Papua New Guinea offers a wide choice of accommodation for tourists with very little of it budget.
Hotels are very expensive about USD100/night. Guesthouses are the best budget option in the towns but even then still expensive about USD40/night. The least expensive option is to stay in village guesthouses about USD15/night, and that is where the fun is anyhow.
Out of the many churches in PNG, some have guesthouses that can be very expensive and nice. Others operate cheap and really basic accommodation, usually for their visiting "brothers" but they'll be delighted to host a backpacker too. The Evangelical Brotherhood Church EBC for example operates rustic accommodation for as low as 25 kina per person and they have centers in or around the capitals of 18 PNG provinces. Churches or missions that do not operate accommodation will probably not turn you back either and will host you for free or against a small donation. In villages without any formal accommodation you will be offered a roof for free or little money. Even in towns you might be offered to be hosted by some of the many incredibly friendly and curious Papua New Guineans you will meet and talk to on PMVs or in the previous town. Often they will also give you the contact of their relatives or wantoks in your next destination. Besides PNG's image as an unsafe destination, it is very easy to tell the troublemakers from the good people the absolute majority. It is a good idea to bring a small tent, mat and a sleeping bag/sarong if you are planning on roughing it. If hosted by someone, you will most often be provided with some kind of roof but it's going to be a lot easier for your hosts if you have a tent and mat or at least a mosquito net. If you are hosted by a family for free it is a very good idea to go to the market and bring some rice and food for everyone's dinner. If you eat their food, offer to pay. Wild camping near people's homes without asking permission first is not a good idea - it is neither safe nor polite.
Port Moresby has international hotels including the Crown Plaza and Airways International, mid range hotels such as Lamana and guesthouses. The regional areas offer International and budget hotels depending on the size of the town and some provinces have guest houses. There is a new eco-tourist lodge in Alotau called Ulumani Treetops Lodge, the place is beautiful overlooking the Milne Bay and offers a new bungalow or backpacker options.

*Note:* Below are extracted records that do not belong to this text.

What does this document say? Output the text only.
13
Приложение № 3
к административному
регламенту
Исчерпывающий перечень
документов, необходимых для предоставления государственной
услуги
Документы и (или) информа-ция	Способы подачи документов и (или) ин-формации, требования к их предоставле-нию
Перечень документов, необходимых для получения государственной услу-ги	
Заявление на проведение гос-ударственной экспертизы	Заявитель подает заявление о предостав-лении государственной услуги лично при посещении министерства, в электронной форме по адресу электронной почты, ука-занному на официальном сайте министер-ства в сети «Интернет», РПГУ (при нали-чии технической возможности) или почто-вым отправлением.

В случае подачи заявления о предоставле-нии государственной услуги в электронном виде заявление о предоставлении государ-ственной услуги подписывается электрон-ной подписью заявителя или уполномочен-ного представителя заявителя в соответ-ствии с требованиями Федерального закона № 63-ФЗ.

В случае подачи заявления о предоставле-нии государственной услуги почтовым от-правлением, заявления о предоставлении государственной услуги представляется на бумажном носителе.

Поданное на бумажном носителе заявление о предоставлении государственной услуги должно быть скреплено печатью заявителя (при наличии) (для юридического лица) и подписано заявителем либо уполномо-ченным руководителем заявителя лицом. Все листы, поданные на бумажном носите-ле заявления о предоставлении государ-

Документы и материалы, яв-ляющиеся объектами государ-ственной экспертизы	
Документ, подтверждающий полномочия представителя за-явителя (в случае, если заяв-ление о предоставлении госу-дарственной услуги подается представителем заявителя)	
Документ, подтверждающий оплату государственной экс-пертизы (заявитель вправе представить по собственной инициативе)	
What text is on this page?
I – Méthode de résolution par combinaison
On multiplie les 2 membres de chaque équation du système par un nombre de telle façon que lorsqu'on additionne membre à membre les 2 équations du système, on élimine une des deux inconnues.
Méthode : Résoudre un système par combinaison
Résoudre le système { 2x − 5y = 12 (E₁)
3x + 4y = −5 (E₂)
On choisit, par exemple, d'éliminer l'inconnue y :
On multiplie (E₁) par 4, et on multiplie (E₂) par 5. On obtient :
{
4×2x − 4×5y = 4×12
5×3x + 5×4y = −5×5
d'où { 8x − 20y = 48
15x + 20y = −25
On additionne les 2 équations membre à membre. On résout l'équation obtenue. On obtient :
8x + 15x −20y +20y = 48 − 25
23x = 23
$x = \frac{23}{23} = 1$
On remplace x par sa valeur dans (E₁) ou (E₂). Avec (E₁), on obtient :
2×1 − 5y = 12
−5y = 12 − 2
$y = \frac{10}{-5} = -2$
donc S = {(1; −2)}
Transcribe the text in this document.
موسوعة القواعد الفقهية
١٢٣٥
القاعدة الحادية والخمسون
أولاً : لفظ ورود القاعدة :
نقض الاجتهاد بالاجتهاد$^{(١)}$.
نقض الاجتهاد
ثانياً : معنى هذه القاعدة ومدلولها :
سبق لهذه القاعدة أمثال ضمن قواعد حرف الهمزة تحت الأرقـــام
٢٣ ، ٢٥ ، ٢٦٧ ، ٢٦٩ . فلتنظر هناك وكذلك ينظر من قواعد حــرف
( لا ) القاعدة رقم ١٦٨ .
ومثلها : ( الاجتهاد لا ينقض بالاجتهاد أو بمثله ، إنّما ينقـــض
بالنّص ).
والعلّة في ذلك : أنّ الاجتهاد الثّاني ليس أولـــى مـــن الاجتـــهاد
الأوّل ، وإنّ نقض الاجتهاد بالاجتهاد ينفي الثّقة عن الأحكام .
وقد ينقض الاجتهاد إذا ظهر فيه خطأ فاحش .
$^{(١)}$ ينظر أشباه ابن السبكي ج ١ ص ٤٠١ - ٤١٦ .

There is a very expensive lodge USD200/night that sits on the edge of Tari basin, called Ambua Lodge that is run by Australians. This lodge is "an inspired mixture of local architecture, spectacular views and modest luxury off the beaten track." It is in the Tari Gap 210 m in the Southern Highlands, which is the homeland of the Huli clan with their human hair wigs adorned with colourful flowers. It borders on the mid-montane rain forest and grasslands which gives a spring feeling all year round. This lodge won the 1991 Pacific Asia Travel Association's Pacific Heritage Award which cited it due to its "superb example of culturally sensitive and ecological responsible tourism."
A stone's throw down the road from Ambua Lodge is the more rustic Warili Lodge, which is run by locals, is only $20/night, and offers birdwatching as good as, or better, than that offered at Ambua Lodge.